Y a nivel internacional, entre guerra y guerra, parece cada vez más evidente que algunos se han empeñado en arrastrarnos a una nueva Guerra Fría, en este caso híbrida, donde las cosas vuelven a ser monocromáticas, negras o blancas, buenos y malos sin que los matices estén permitidos y la sensatez y el sentido común solo son vistos como actos de colaboración con los malos.
¿Qué podemos esperar de 2025? Primero, que abandonemos este ciclo interminable de relatos y asumamos responsabilidades.

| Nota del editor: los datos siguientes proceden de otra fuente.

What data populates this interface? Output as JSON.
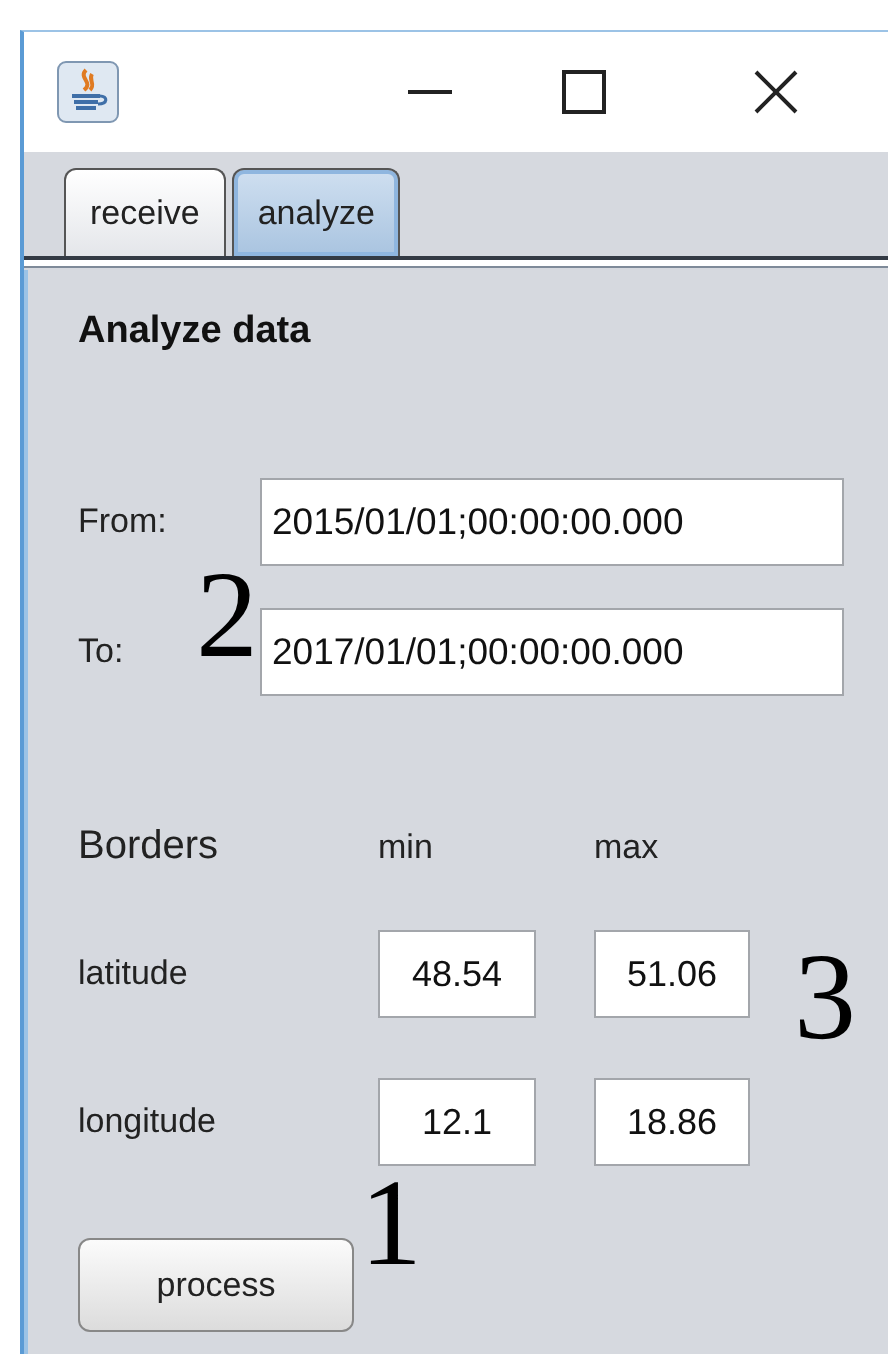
{
  "tabs": [
    {
      "label": "receive",
      "selected": false
    },
    {
      "label": "analyze",
      "selected": true
    }
  ],
  "panel": {
    "title": "Analyze data",
    "date_range": [
      {
        "label": "From:",
        "value": "2015/01/01;00:00:00.000"
      },
      {
        "label": "To:",
        "value": "2017/01/01;00:00:00.000"
      }
    ],
    "borders": {
      "title": "Borders",
      "columns": [
        "min",
        "max"
      ],
      "rows": [
        {
          "label": "latitude",
          "min": "48.54",
          "max": "51.06"
        },
        {
          "label": "longitude",
          "min": "12.1",
          "max": "18.86"
        }
      ]
    },
    "button": "process"
  },
  "annotations": [
    "2",
    "3",
    "1"
  ]
}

Que los cuerpos de seguridad —y quienes los protegen— enfrenten su corrupción interna con la misma firmeza con la que persiguen a un ladronzuelo. Que los fiscales recuerden que su deber es garantizar el respeto a la legalidad, no alimentar agendas políticas ni desmentir bulos. Y que los políticos comprendan que la transparencia y la honradez no son opcionales.
Mis deseos para el próximo año son claros: que dejemos de justificar lo injustificable y comencemos a construir sobre bases sólidas, honestas y reales
Catalunya y España —más allá de siglas concretas— tienen una oportunidad histórica para superar décadas, incluso siglos, de enfrentamiento. Lograrlo será tarea de estadistas, sean del signo político que sean. Pero esto no será posible mientras las instituciones sigan funcionando como un espectáculo de luces y sombras. El verdadero reto será transformar los grandes titulares de 2024 en acciones concretas que devuelvan la confianza a los ciudadanos.
Y, a nivel internacional, es poco lo bueno que podemos esperar porque más allá de la política, los intereses creados en torno a la polarización entre bloques darán un escaso o nulo margen para mejorar un escenario que, como mucho, nos permitirá ver el fin de la guerra en Ucrania y el precio que Europa pagará por su papel en esta.
Cerramos el año con más promesas que logros, pero también con la posibilidad de un 2025 diferente. Mis deseos para el próximo año son claros: que dejemos de justificar lo injustificable y comencemos a construir sobre bases sólidas, honestas y reales. Que la Ley de Amnistía se aplique con rigor y sin reinterpretaciones interesadas. Que la corrupción policial —que va camino de ser sistémica— deje de ser tolerada o incluso fomentada por aquellos que creen tener la legitimidad para determinar quiénes son los buenos y quiénes los malos. Y que las instituciones sean parte de la solución, no del problema.
El futuro necesita algo más que discursos; necesita voluntad política, responsabilidad institucional y un compromiso real con la justicia. Que 2025 sea el año en que por fin dejemos atrás el subvencionado escenario mediático y nos pongamos manos a la obra. Porque, de no hacerlo, corremos el riesgo de repetir este espectáculo… cada vez con menos espectadores, alimentando un caldo de cultivo para los populismos que, como la historia demuestra, solo sirven de antesala para los totalitarismos.
Y que, como dijo Winston Churchill, “Ahora no es el final. No es siquiera el principio del fin. Pero es, quizá, el fin del principio”. ¡Feliz 2025!